Derzeit sei es schwer, die Lage einzuschätzen. In großen Teilen der deutschen Oder-Hochwassergebiete herrscht momentan nur noch die zweitniedrigste Alarmstufe 2. In Frankfurt (Oder) gilt diese Stufe bereits seit Dienstagabend. In Frankfurt (Oder) hat die Stadt seit Mittwochmittag ihre Deichläufer entlassen. Schadstellen würden aber bis zum Wochenende weiter durch das Landesumweltamt beobachtet, sagte ein Sprecher der Stadt.

Anwohner überfluteter Gebiete wurden von der Stadt gewarnt, wegen der Keimbelastung des Wassers auf keinen Fall Obst aus den Gärten zu verzehren. Im Unterlauf der Oder gibt es laut Behörden noch keine Entspannung. Der starke Nordwind drücke Wasser von der Ostsee in das Haff, hieß es.

Neben Schlesien hat sich nach den neuen Regenfällen in Polen auch in den Karpaten im Südosten die Lage wieder verschärft: Die Pegelstände einiger Weichsel-Nebenflüsse stiegen an. Der Hochwasserscheitel an der Warthe sollte in der Nacht zum Donnerstag Skwierzyna erreichen, das 65 Kilometer von der deutschen Grenze entfernt liegt. Der Krisenstab erwartete nicht, dass die Warthe Dämme überflutet - allerdings könnte Wasser durch weiche Deiche sickern.

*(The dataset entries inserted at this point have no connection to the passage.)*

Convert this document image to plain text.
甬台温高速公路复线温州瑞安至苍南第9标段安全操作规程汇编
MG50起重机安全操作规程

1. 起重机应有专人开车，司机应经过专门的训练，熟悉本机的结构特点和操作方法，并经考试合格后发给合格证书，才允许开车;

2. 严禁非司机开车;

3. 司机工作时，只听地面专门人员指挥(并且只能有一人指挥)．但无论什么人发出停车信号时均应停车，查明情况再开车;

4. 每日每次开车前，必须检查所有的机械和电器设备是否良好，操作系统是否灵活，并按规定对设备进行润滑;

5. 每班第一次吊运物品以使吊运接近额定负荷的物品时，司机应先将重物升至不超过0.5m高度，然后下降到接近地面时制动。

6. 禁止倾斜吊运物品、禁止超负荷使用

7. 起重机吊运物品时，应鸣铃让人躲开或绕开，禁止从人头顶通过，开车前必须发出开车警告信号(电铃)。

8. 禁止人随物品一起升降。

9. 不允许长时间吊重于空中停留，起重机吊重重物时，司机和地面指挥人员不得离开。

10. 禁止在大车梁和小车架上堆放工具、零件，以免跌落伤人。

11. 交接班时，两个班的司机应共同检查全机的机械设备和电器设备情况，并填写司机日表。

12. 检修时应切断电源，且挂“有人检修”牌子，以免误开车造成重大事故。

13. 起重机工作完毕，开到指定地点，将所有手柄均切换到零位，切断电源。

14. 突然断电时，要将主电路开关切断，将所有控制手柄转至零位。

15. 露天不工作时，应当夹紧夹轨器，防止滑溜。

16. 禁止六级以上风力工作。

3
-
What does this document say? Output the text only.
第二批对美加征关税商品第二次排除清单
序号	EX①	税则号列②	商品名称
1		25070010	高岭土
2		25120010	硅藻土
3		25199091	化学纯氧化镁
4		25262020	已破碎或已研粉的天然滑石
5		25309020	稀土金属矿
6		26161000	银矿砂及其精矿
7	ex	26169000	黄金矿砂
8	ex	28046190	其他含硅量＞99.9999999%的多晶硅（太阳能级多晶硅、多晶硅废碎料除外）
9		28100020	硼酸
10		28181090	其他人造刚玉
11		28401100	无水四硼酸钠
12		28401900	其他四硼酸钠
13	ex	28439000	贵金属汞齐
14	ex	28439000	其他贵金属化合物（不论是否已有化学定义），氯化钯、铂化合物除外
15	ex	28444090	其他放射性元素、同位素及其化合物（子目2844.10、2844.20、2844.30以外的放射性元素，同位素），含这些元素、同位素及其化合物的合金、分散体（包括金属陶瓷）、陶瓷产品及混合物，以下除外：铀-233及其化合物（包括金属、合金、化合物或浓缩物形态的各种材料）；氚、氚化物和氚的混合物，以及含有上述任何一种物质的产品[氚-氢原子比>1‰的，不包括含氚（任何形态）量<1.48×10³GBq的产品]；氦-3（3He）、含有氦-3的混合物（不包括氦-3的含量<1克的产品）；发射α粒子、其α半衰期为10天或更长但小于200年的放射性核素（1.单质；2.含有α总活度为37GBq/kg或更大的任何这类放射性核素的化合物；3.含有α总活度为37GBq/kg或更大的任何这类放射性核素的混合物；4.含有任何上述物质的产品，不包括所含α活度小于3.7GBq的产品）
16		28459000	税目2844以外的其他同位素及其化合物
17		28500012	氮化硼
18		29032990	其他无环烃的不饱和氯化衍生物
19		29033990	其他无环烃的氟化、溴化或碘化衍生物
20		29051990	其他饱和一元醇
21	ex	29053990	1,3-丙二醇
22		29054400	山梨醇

Auch in der Slowakei haben Unwetter und Überschwemmungen am Dienstag und Mittwoch neuerlich schwere Schäden angerichtet. Mehrere hundert Menschen mussten ihre Häuser in der Süd- und Ostslowakei verlassen.

Anhaltende Regenfälle verursachten ebenso im Norden und Osten Ungarns erneut Überschwemmungen. In der nordungarischen Stadt Paszto mussten bis zum Mittwoch mehr als 2000 Menschen vor den Fluten des Flusses Zagyva in Sicherheit gebracht werden, berichteten ungarische Medien. Auch an den nordostungarischen Flüssen Sajo, Hernad und Bodva bestand akute Hochwassergefahr.